AKU pernah baca di salah satu buku. Lupa aku judulnya apa, namun dari petikan kalimatnya aku ingat dengan kata-kata "Jadikanlah rekan kerjamu ibarat Musuh! Jika dia lengah, seranglah dengan strategi kemenangan,"
Walaupun sang penulis buku aku yakin lebih cerdas, tapi ketika membaca kata-kata itu ada sesuatu yang menjadi ganjalan dalam hati. Secara gamblang aku menilai, sang penulis merupakan tipe orang ambisius (Mungkin). Tapi ketika hal itu aku pikir dan ku analisa matang-matang, tak selamanya kata itu akan menghantarkan kita menjadi sukses.

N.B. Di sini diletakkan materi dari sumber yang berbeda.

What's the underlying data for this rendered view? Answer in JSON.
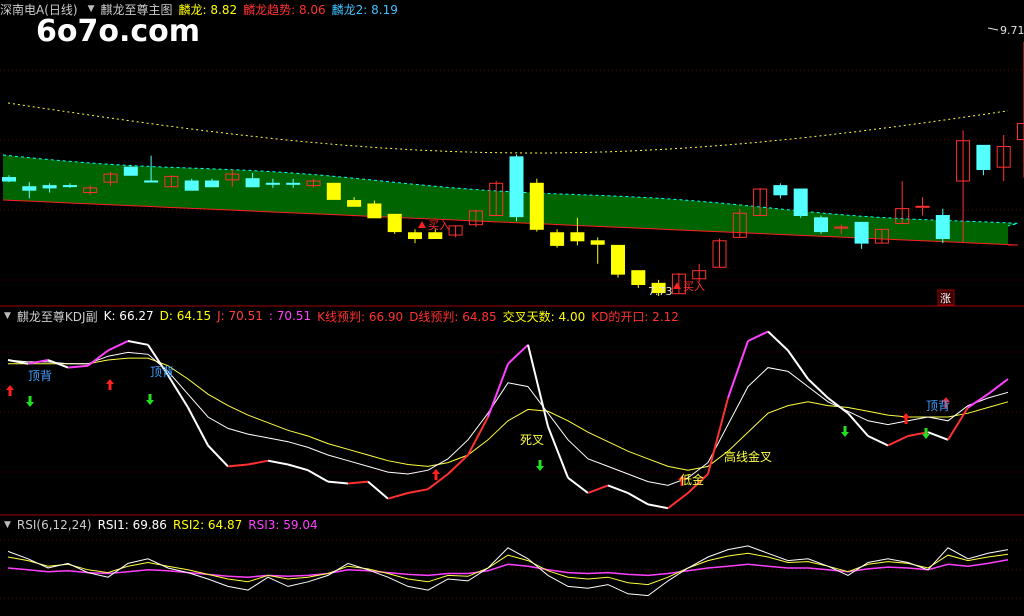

Bukankah kesuksesan dapat kita raih dari hasil kerja dan kualitas kita? bukan dengan memusuhi orang toh? atau dengan selalu menyerang ketika lawan lengah menjadi senjata pamungkas? tentu tidak kan?!

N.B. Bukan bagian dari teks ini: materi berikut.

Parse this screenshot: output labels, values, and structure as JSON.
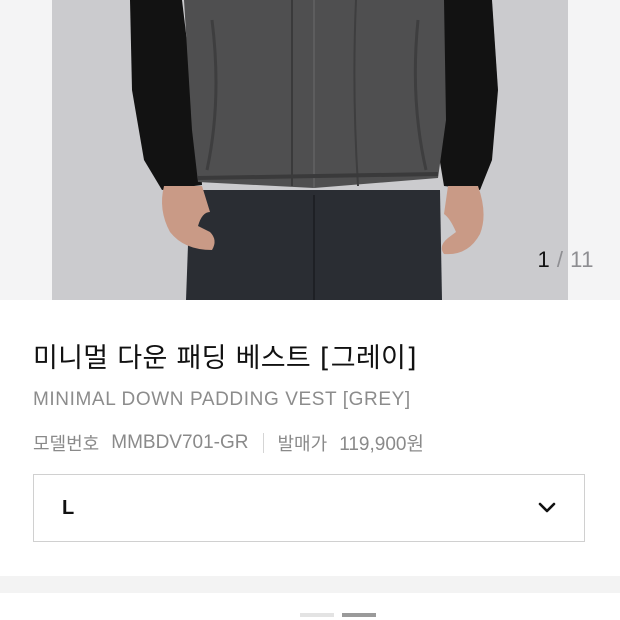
{
  "gallery": {
    "current": "1",
    "separator": "/",
    "total": "11"
  },
  "product": {
    "name_kr": "미니멀 다운 패딩 베스트 [그레이]",
    "name_en": "MINIMAL DOWN PADDING VEST [GREY]",
    "model_label": "모델번호",
    "model_value": "MMBDV701-GR",
    "price_label": "발매가",
    "price_value": "119,900원"
  },
  "size_select": {
    "value": "L",
    "icon": "chevron-down-icon"
  },
  "colors": {
    "border": "#d0d0d0",
    "muted_text": "#8c8c8c",
    "band": "#f3f3f3"
  }
}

Analisa dan kata hatiku sebenarnya berkata, tak ada sesuatu lain yang bisa menyejukan hati ketika kita bisa bertindak bijak dalam kondisi apa pun. Berlaku bijak dan bersikap logis pada siapa pun lawan bicara kita merupakan sesuatu yang paling jitu dalam menjalankan misi. Dengan bijak, maka muncul ketenangan batin. Dengan ketenangan batin, tentu saja kita bisa menyelesaikan tugas dan kewajiban dengan ikhlas. Apabila ikhlas itu sudah ada, tugas dan kewajiban kita tentu akan terselesaikan dengan baik. Jika tugas dan kewjiban sudah terselesaikan dengan baik, itu artinya kita sukses. Gimana menurut saudara-saudara? hmm...

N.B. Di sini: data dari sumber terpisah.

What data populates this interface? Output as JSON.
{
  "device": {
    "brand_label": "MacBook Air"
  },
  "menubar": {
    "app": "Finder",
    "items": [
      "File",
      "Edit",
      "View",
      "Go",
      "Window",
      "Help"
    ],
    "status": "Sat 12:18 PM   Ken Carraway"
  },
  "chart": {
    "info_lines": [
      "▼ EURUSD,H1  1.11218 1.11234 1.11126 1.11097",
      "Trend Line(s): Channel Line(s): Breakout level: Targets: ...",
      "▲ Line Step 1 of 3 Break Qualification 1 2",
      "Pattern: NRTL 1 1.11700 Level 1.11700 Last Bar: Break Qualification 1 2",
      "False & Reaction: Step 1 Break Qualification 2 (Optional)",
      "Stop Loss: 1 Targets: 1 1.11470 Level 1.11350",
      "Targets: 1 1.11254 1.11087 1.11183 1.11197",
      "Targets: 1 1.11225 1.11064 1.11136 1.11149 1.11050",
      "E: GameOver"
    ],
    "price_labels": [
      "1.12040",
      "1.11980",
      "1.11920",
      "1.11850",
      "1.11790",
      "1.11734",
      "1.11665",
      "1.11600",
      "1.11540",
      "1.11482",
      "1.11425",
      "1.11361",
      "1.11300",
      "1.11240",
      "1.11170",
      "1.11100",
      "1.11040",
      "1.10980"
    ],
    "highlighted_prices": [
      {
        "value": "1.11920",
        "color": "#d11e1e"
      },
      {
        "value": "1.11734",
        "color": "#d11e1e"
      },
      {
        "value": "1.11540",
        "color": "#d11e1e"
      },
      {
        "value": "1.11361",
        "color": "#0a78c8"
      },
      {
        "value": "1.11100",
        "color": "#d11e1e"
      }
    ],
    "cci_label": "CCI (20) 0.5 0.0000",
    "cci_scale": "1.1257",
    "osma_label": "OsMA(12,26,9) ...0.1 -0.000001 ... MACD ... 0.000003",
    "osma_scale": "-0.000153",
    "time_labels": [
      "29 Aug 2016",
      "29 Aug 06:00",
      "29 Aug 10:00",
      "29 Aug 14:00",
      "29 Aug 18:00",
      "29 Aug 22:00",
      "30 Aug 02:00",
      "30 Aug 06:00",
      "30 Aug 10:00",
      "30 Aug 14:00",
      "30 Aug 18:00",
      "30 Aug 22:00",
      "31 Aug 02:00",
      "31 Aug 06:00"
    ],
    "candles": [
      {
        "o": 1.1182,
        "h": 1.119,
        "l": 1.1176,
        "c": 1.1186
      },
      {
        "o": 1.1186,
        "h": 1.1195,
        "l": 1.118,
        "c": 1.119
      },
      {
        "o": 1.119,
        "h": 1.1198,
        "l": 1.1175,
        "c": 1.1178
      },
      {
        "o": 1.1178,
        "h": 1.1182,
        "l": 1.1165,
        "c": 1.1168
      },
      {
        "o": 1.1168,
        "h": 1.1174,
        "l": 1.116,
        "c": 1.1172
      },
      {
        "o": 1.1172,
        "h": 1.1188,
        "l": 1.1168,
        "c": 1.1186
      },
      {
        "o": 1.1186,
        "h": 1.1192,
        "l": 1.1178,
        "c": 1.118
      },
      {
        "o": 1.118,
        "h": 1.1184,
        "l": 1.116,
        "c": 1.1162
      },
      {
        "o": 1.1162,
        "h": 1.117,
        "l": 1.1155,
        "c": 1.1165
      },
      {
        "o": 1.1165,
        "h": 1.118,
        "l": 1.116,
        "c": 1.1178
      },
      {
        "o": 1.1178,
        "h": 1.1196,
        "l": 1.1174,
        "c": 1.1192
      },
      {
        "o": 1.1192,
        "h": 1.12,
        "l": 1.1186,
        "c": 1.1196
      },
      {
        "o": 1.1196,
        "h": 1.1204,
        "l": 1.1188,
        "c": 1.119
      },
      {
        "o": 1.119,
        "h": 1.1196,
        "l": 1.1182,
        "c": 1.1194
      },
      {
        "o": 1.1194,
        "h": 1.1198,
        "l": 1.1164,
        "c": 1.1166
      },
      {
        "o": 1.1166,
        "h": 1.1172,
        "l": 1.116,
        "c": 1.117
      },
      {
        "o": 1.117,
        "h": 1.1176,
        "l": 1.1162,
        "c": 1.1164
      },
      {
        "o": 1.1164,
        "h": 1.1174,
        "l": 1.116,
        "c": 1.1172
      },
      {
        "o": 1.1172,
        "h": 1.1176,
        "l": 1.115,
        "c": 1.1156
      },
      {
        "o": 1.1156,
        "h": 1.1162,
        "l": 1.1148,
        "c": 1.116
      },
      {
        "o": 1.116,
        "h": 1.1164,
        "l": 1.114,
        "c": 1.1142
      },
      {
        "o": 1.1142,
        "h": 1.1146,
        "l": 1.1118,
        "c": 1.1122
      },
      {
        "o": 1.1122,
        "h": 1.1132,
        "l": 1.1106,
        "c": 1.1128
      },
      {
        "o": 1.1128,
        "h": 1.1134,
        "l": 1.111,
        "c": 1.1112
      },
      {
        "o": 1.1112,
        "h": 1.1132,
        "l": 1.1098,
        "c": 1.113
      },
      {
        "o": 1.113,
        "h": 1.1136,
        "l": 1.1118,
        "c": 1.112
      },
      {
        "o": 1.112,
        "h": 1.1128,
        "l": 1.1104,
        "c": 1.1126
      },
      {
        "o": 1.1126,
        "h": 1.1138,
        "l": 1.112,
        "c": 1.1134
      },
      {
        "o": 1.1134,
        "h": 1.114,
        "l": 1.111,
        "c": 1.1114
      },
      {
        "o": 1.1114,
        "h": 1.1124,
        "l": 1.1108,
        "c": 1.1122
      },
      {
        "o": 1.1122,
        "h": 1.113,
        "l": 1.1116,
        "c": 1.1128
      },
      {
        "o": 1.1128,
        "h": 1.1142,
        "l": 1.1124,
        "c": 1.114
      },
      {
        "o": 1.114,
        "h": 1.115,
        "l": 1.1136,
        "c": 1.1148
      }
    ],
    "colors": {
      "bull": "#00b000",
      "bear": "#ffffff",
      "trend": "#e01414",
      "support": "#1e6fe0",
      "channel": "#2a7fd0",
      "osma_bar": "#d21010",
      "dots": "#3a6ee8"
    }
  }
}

Sekarang bandingkan, jika kita memanfaatkan kelemahan orang lain untuk kemenangan pribadi. Saya yakin, langkah ini akan mengakibatkan kegalauan hati. Kita merasa terus diserang (karena terbiasa menyerang). Padahal sesungguhnya orang di sekitar kita biasa saja. Lalu, apakah tugas dan kewajiban bisa terselesaikan dengan baik jika hati kita dalam keadaan galau? Lalu, dimana letak definisi sukses ketika kita menganut paham ini?
Perlu digaris bawahi, kita hidup hanya sesaat. Kesuksesan tidak hanya sebatas dengan pengertian duniawi. Dengan berbuat baik dan berlaku bijak kepada orang-orang di sekitar kita, itu artinya kita juga telah menanamkan benih kebaikan yang akan kita petik buah kesuksesannya pada saat di akhirat nanti (Bukan begitu, pak haji? hehe..)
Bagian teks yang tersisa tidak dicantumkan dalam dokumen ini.